Les divergences portent à la fois sur la forme et les modalités de coopération en matière de lutte contre la corruption relative au GTA, avec des visions contrastées quant à l’avenir de la coopération énergétique entre le Sénégal et la Mauritanie. Ces révélations jettent une lumière crue sur les coulisses d’un partenariat qui, malgré son potentiel économique, semble fragilisé par des fortes divergences. Les constats dressés par le Journal « Points chauds » ne sont, de fait, que « le visible » d’un problème beaucoup plus profond. À regarder de plus près ce qui préoccupe le pouvoir de Dakar, on peut se rendre compte que les dessous de cartes de cette affaire sont peut-être plutôt les retombées financières des accords de partenariats signés avec les entreprises et multinationales partenaires du GTA. Pour beaucoup de mauritaniens et de sénégalais, il est évident que les deux cousins, Macky Sall et Boy Nar ould Abdel Aziz, (ce « sénégalais » de Louga, la capitale du plaisir et de la danse), ont abordé au moins une fois, au cours de tel ou tel de leurs nombreux entretiens, la question de ce qu’ils pourraient tirer tous deux des accords conclus sous leurs mandats respectifs.
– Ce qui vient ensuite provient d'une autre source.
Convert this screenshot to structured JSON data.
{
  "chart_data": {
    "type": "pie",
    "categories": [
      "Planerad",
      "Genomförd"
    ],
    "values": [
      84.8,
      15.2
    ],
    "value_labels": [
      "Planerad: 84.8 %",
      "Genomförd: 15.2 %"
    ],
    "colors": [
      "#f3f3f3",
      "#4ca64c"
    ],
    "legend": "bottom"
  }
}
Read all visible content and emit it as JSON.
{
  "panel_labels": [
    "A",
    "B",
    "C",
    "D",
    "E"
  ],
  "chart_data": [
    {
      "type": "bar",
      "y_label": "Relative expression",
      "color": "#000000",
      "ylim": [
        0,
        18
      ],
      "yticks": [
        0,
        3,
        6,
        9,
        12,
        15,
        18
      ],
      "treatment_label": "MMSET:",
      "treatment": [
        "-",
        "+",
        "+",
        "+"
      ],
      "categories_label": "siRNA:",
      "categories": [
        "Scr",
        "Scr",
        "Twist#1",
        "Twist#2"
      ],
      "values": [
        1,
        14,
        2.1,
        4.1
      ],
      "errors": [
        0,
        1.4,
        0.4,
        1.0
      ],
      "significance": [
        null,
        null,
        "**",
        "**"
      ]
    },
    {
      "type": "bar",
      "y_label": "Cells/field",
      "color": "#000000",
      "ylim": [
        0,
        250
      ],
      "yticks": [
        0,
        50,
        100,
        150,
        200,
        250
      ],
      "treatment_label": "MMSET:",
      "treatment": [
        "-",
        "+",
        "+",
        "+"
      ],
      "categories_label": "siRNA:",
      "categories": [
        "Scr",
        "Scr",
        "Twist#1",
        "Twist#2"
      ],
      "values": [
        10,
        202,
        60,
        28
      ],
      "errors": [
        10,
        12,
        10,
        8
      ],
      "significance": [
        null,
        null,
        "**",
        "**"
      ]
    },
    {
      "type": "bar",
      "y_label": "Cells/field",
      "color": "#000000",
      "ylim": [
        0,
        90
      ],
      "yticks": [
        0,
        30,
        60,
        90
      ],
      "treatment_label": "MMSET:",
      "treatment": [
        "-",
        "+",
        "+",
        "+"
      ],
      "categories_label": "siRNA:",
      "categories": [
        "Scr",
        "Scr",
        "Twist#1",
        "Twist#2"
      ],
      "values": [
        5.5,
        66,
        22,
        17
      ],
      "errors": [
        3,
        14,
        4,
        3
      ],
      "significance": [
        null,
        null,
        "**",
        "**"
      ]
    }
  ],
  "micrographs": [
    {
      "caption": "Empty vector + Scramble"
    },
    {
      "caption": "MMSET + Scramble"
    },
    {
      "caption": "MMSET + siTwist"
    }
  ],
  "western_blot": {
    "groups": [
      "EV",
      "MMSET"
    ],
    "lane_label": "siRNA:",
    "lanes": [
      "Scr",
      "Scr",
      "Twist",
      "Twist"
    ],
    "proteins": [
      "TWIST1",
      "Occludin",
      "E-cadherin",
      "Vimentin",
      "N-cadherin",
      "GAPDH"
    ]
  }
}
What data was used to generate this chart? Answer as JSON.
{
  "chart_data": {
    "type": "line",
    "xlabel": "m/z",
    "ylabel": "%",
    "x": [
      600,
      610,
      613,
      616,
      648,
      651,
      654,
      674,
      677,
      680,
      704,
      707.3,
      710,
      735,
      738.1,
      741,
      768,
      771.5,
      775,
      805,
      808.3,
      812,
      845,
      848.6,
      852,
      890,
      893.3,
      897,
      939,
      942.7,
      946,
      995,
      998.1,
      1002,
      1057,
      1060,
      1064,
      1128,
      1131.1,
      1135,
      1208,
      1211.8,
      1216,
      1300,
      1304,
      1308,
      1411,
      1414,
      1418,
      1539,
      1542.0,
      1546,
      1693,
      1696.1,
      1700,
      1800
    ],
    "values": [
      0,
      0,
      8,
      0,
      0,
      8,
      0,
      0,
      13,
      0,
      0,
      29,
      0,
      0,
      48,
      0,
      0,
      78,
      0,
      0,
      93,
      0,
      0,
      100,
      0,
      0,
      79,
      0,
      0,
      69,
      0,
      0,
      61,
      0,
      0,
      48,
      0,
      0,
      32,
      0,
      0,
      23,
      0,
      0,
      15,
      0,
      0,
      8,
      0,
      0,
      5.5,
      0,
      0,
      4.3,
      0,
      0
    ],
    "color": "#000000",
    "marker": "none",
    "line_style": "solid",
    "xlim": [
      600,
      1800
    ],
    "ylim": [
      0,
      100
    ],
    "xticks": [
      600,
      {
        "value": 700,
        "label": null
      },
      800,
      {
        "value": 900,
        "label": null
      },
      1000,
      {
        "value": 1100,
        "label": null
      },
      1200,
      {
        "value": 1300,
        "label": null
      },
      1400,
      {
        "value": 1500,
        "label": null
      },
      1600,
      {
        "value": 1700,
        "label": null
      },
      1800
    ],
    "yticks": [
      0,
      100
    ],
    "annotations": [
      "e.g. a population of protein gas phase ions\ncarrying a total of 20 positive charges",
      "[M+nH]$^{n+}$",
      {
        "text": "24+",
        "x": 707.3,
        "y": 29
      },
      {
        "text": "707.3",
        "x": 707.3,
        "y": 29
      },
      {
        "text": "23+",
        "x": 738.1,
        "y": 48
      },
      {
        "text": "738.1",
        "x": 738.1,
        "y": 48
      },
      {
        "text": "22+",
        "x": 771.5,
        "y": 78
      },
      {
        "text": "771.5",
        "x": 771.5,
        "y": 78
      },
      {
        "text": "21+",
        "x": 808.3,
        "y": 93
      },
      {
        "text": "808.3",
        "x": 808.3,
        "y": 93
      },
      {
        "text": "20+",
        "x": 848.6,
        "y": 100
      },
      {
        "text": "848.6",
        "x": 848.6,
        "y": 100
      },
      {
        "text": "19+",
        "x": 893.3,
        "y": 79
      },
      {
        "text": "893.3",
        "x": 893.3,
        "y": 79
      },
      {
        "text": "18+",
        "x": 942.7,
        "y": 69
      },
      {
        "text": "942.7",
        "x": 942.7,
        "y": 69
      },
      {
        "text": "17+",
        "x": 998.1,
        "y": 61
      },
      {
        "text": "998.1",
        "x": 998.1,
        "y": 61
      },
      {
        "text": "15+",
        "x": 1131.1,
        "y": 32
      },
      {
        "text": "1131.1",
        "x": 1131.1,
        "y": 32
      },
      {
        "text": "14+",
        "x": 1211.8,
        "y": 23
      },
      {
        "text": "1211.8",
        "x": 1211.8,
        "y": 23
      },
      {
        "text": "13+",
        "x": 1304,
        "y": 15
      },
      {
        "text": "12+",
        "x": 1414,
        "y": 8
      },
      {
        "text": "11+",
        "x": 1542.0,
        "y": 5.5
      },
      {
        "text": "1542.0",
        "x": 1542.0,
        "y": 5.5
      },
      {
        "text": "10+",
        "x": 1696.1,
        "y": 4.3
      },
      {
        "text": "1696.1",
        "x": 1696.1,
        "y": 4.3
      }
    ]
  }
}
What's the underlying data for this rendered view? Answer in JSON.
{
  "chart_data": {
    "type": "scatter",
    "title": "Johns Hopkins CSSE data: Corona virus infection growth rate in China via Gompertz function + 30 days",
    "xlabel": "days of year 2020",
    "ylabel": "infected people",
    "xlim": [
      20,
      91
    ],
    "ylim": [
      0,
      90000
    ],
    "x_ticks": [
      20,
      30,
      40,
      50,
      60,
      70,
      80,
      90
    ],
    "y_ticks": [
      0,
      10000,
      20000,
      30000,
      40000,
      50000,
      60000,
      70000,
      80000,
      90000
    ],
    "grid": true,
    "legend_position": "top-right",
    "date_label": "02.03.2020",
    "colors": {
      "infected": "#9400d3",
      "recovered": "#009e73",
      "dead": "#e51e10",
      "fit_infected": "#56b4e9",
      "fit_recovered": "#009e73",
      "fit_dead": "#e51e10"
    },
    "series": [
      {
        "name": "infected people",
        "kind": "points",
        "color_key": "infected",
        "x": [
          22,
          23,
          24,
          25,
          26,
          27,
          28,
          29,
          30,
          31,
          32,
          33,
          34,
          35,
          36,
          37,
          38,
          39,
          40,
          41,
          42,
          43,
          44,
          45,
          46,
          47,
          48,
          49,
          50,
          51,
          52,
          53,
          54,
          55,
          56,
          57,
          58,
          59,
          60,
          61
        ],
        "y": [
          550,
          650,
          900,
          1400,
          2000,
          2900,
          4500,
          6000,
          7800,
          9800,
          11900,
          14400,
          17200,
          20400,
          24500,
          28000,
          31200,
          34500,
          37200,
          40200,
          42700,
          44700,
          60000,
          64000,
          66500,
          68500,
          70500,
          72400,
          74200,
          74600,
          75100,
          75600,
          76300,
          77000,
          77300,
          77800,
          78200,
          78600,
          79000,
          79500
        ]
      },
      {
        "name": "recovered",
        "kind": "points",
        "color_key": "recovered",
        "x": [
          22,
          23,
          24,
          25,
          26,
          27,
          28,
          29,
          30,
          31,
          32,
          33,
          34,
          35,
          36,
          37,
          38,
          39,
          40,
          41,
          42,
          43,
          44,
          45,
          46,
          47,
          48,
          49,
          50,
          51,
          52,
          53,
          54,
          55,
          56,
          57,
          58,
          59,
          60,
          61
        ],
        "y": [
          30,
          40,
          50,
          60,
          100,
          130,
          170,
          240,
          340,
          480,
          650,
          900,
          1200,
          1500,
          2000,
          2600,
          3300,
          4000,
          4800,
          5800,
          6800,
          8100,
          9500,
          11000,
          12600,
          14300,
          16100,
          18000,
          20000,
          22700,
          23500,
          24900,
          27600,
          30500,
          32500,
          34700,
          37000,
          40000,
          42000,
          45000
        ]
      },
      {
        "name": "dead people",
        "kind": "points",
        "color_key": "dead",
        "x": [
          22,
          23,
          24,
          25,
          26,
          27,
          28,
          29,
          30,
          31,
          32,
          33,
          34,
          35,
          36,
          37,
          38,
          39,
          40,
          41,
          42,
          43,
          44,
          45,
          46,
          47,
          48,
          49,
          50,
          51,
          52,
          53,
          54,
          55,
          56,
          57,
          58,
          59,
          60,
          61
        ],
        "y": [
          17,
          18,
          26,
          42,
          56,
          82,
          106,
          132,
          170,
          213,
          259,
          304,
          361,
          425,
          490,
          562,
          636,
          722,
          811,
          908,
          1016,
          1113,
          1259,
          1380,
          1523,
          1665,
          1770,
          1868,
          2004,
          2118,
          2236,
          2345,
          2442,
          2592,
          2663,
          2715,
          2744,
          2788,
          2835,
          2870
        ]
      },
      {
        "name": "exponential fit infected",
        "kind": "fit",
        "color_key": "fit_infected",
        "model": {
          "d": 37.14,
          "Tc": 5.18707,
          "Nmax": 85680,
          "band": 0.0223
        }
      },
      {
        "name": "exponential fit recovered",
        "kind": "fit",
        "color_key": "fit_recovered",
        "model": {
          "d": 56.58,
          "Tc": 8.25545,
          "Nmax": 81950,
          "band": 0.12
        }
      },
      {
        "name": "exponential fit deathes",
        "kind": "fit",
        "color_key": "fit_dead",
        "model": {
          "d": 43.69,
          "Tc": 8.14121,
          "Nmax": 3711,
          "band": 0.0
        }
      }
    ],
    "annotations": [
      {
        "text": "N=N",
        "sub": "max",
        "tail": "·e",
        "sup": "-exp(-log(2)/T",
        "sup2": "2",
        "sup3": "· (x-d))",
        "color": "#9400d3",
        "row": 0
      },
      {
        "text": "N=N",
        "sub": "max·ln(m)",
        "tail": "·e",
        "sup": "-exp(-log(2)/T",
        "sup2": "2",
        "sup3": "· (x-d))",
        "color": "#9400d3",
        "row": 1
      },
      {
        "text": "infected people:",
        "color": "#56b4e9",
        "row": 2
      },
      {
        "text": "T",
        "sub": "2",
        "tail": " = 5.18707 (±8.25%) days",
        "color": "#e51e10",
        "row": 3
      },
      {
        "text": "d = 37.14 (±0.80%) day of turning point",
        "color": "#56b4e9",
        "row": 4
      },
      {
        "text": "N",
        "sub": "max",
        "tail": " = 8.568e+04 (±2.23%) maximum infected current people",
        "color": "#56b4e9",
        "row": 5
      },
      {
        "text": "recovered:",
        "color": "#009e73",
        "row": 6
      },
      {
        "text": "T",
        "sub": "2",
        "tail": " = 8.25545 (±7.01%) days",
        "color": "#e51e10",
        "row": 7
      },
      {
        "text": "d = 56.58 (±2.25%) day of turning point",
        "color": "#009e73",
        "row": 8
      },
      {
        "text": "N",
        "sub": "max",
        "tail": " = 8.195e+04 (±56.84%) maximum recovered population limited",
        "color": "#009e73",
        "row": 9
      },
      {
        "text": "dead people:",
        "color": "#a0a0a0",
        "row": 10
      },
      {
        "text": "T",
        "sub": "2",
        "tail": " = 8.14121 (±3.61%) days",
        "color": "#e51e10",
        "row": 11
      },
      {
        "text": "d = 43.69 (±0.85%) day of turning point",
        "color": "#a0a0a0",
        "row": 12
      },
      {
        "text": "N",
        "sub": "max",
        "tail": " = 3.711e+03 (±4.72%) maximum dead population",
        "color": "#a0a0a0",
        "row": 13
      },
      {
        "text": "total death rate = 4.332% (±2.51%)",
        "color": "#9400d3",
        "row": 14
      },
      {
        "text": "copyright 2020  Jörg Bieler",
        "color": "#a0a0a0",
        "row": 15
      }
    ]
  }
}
Je ne connais pas personnellement Macky Sall. Mais il est difficile pour moi de croire qu’il ne se soit pas « sucré », voire « beaucoup sucré », des négociations qui ont abouti à la signature des accords entre la Mauritanie, le Sénégal et leurs partenaires. Ce qui est certain c‘est que, tout au long de la période où il se battait dans la rue contre Macky Sall, Ousmane Sonko qui cohabitait avec une « misère financière épouvantable » ne cessa jamais de crier au scandale de détournements des deniers publics, faisant toujours allusion à des négociations, qui étaient, selon lui, plus avantageuses pour le président Macky Sall que pour les citoyens sénégalais. Accusation à peine voilée de pots-de-vin qui auraient été versés en dessous-de-table au président sortant qui se serait ingénié à tirer le plus possible de profits avant de faire ses valises. Peut-être vrai, peut-être faux…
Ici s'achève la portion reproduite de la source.